Wednesday 27 February 2013

Pastry


Bear with me while I post this recipe. Like my vanilla ice cream post I just want to have it up here by itself so I can find it easily without having to sift through multiple other steps of more complicated recipes (like the one I'm going to post next). So yes, this post is really just for my benefit (and yours too if you want. I guess I can share).

Recipe from the back of the Tenderflake box.

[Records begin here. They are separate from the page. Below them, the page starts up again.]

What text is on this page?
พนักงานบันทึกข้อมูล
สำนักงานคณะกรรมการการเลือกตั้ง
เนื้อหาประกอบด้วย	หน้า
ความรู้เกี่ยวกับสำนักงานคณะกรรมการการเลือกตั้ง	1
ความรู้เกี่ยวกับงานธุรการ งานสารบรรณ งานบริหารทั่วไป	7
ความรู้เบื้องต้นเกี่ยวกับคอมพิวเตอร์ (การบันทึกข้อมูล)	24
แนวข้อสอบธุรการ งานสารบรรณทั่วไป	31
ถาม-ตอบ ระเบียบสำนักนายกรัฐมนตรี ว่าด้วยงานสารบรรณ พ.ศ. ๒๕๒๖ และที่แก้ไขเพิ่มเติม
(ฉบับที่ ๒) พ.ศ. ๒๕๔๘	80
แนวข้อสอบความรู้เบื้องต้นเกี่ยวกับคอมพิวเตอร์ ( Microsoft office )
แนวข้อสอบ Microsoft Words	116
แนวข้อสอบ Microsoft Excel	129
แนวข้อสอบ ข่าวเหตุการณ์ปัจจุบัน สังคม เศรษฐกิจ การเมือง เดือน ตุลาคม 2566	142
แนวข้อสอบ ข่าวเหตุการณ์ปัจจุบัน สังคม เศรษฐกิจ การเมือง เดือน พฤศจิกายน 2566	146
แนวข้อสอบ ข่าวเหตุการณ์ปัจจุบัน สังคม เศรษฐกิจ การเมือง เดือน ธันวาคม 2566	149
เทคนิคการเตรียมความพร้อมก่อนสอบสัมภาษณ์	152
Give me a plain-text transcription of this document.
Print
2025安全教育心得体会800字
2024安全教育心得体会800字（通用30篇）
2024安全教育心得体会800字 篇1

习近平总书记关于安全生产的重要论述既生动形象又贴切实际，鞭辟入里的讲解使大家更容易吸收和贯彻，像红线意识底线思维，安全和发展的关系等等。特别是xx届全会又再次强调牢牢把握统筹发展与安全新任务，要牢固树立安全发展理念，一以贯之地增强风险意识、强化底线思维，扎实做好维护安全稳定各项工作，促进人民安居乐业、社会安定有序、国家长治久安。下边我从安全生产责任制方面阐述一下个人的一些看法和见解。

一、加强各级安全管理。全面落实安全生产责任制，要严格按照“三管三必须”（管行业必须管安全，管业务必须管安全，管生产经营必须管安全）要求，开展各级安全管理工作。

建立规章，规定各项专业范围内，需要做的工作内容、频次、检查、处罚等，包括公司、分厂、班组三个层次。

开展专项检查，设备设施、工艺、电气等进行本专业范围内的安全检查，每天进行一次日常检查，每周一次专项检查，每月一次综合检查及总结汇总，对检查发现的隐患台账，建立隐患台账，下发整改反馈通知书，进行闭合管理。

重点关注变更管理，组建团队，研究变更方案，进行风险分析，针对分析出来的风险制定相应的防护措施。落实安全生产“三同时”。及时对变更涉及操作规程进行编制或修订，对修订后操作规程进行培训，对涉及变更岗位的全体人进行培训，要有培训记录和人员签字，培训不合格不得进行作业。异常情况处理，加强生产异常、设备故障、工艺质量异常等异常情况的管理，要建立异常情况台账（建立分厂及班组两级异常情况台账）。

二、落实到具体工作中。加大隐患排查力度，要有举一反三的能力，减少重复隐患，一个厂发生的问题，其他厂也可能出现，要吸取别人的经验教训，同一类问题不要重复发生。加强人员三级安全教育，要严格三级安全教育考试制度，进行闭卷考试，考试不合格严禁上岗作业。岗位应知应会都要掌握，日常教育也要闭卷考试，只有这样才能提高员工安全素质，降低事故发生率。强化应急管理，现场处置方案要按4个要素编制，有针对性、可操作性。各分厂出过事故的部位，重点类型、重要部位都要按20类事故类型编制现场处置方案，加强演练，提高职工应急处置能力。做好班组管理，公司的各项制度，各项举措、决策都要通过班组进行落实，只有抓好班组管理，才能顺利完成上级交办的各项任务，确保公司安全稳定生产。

Makes shells for 3 complete pies with tops and bottoms

Ingredients

5 1/2 C. Flour
2 Tsp. Salt
1 lb Tenderflake Lard
1 Egg
1 Tbsp. Vinegar
Up to 1 C. Water

Directions

~Stir together flour and salt
~Cut in the lard until you get pea sized pieces
~In a measuring cup whisk the egg, add in the vinegar and top up with cold water to a total of 1 C.
~Stir the water mixture into flour mixture, adding a bit at a time and only add enough to make the dough cling together
~Gather dough into balls (6 balls - makes 3 top and bottom pies)
~Dough can be refrigerated if not ready to be used right away (just pull out at least 30 min. before rolling) - don't roll dough until you are ready for it at the end as it won't come off of the counter once it is left for awhile and warms up.
~Roll dough out on a well floured surface.
~Then do with it whatever pastry creation you have in mind.